Strong carrier confinement in ${\mathrm{In}}_x{\mathrm{Ga}}_{1-x}\mathrm{N}∕\mathrm{Ga}\mathrm{N}$ quantum dots grown by molecular beam epitaxy

We report photoluminescence and time-resolved photoluminescence experiments on ${\mathrm{In}}_x{\mathrm{Ga}}_{1-x}\mathrm{N}∕\mathrm{Ga}\mathrm{N}$ quantum dots grown by plasma-assisted molecular beam epitaxy. We show photoluminescence from single quantum dots, giving an unambiguous proof of the quantum dot nature of luminescence. In addition, we show that both the photoluminescence intensity and the carrier recombination time remain constant up to $200\mathrm{K}$, reflecting the strong confinement of the carriers inside the quantum dots.

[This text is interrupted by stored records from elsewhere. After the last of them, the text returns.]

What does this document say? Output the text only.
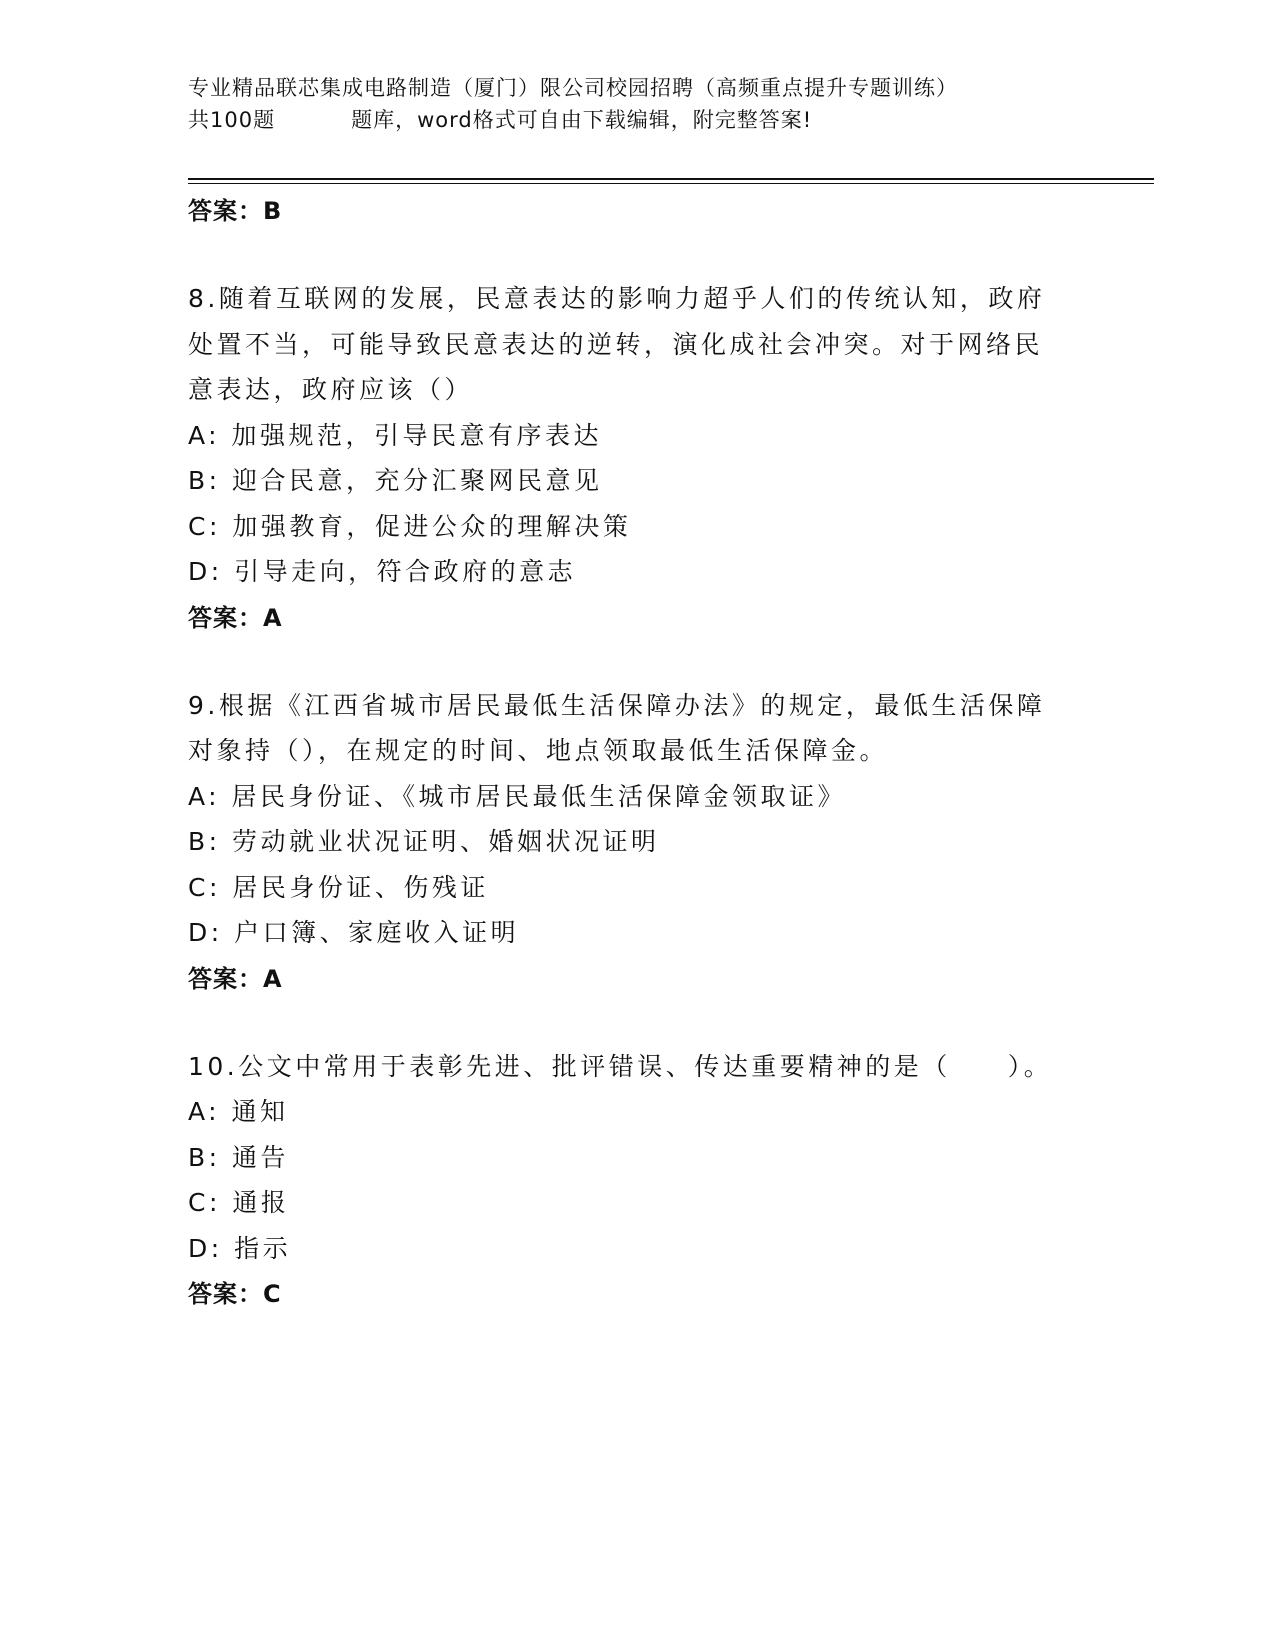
专业精品联芯集成电路制造（厦门）限公司校园招聘（高频重点提升专题训练）
共100题	题库，word格式可自由下载编辑，附完整答案!
答案：B
8.随着互联网的发展，民意表达的影响力超乎人们的传统认知，政府
处置不当，可能导致民意表达的逆转，演化成社会冲突。对于网络民
意表达，政府应该（）
A: 加强规范，引导民意有序表达
B: 迎合民意，充分汇聚网民意见
C: 加强教育，促进公众的理解决策
D: 引导走向，符合政府的意志
答案：A
9.根据《江西省城市居民最低生活保障办法》的规定，最低生活保障
对象持（），在规定的时间、地点领取最低生活保障金。
A: 居民身份证、《城市居民最低生活保障金领取证》
B: 劳动就业状况证明、婚姻状况证明
C: 居民身份证、伤残证
D: 户口簿、家庭收入证明
答案：A
10.公文中常用于表彰先进、批评错误、传达重要精神的是（　　）。
A: 通知
B: 通告
C: 通报
D: 指示
答案：C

We find monoexponential photoluminescence decay times as short as $340\mathrm{ps}$, explained by the lack of the quantum confined Stark effect in our structures.

Figure 1

Time-integrated PL spectrum of the QD emission at $300\mathrm{K}$. The left inset shows a Z-contrast STEM image of an ${\mathrm{In}}_x{\mathrm{Ga}}_{1-x}\mathrm{N}$ QD. Dotted lines are a guide for the eye. The right inset shows an AFM height image (the greyscale range is 3 nm) of the uncapped version of the ${\mathrm{In}}_x{\mathrm{Ga}}_{1-x}\mathrm{N}∕\mathrm{Ga}\mathrm{N}$ QD sample.

Figure 2

The $\mu \text{−}\mathrm{PL}$ spectra from masked QD sample at $4\mathrm{K}$ through a 470 and a $170\mathrm{nm}$ aperture.

Figure 3

Arrhenius plot of the integrated PL intensity of both ${\mathrm{In}}_x{\mathrm{Ga}}_{1-x}\mathrm{N}$ QDs and QW. Solid lines are a guide for the eye.

Figure 4

Spectral dependence of the PL decay time. The time-integrated PL spectrum is represented by a solid line.

Figure 5

(a) Time-resolved PL decay trace for several temperatures. (b) Temperature dependence of the PL decay time.

Figure 6

Time-resolved PL decay trace for several excitation powers.